Hace dos semanas, gracias al grupo ‘Hablemos de fútbol’, contacté a un vallecaucano que jugaba en ese equipo: Oscar Panesso Valencia, más conocido como ‘el mono’ Panesso. Este volante ocho, nacido en Cali el 9 de septiembre de 1951 y criado en el barrio Bretaña donde todo el mundo se amaña, se inició en el fútbol jugando torneos de la liga del Valle con el equipo Lavandería América Central y todo gracias a que su hermano mayor, Miguel Ángel, era futbolista profesional con el Boca Juniors y luego pasó al Deportivo Cali. Oscar salía de la mano como mascota del cuadro azucarero y terminó siendo hincha del onceno verdiblanco.
En 1972 apareció en Cali el argentino Omar Verdún quien estaba buscando jugadores para reforzar al Real Cartagena; charlando con su paisano Dardo Migone, este le recomendó a Panesso quien luego de firmar contrato debutó ante Santa Fe y a los seis meses se vino para el Bucaramanga en donde jugó durante cinco años. “Allá tuve como técnicos a Edgar Barona y a don Víctor Pignanelli quien logró conformar un equipazo, no nos ganaba nadie. Al principio ni jugaba, esa nómina tenía calidad. Pedro Ardila, ‘Papo’, ‘Pitula’, Arango y ahí detrás venían Polo Gómez, ‘Pollo’ Díaz. Cómo sería eso que un día le estábamos dando un baile al América en Cali y Pedrito les hizo de todo hasta que lo agarró Luis Eduardo Reyes y le dejó esos tobillos hinchados de todas las patadas que le dio; esos tobillos parecían dos repollos por la noche”.

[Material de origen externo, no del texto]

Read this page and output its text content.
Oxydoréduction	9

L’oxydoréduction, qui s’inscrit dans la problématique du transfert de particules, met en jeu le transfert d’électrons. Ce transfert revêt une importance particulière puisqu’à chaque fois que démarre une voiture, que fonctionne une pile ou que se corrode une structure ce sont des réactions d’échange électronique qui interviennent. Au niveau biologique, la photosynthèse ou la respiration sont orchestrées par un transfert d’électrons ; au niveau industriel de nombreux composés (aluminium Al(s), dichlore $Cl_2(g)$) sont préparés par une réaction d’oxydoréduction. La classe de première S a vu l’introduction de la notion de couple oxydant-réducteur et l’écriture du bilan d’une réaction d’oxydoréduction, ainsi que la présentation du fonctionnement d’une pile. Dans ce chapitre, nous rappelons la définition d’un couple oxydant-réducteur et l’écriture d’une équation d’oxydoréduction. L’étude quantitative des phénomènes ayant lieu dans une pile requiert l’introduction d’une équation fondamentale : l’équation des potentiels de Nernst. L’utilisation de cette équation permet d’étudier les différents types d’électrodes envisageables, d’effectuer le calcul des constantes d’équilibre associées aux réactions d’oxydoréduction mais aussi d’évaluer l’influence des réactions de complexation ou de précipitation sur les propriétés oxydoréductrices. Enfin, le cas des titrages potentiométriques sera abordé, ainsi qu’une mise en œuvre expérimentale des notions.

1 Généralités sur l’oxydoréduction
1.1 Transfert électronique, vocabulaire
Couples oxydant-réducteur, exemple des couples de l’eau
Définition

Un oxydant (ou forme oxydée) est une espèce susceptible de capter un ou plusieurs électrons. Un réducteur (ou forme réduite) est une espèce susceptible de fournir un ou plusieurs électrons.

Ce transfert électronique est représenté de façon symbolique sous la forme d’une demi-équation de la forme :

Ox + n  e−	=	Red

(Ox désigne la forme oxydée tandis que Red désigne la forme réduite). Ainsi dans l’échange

Andaba para arriba y para abajo con Jimmy Cristian, Julián Martínez y ‘Pitula’, quienes eran sus mejores amigos. La charla estaba presupuestada para 10 minutos porque necesitaba unos datos personales, pero Panesso se soltó a hablar, se emocionó y hasta se le quebró la voz. Recordó con cariño a dos directivos: Ambrosio Mantilla y Hernando Díaz. En su narración manifestó que el Bucaramanga siempre tuvo jugadores de calidad como Leonidas Hurtado y los brasileños ‘Pipico’ y Gillio; “yo bauticé a Vilarete como ‘care piña’, ese loco le daba más duro al balón con la cabeza que con los pies”. Se retiró del fútbol en el 77 cuando llegó al Atlético el técnico argentino Ricardo Pegnotti y le dijo que no lo tenía en sus planes; se marchó para el Tolima y el Quindío, pero no pagaban ni dándoles la plata, así que se fue para Cali, trabajó durante 30 años con la Secretaría de Educación y allí se pensiona. “Vivía en Cabecera, me trataron muy bien; el día que el Atlético salió campeón yo bailaba en una pata y gritaba, cómo sería que los vecinos pensaban que yo estaba loco. Recuerdo el golazo que le hice a Navarro, el portero de Nacional, eso nunca se olvida”. Vive muy tranquilo en Cali al lado de su esposa Ana Beatriz y de su hijo Gustavo Adolfo; juega fútbol los fines de semana y quiere venir muy pronto. Aquí te esperamos mono querido, un abrazo y hasta siempre.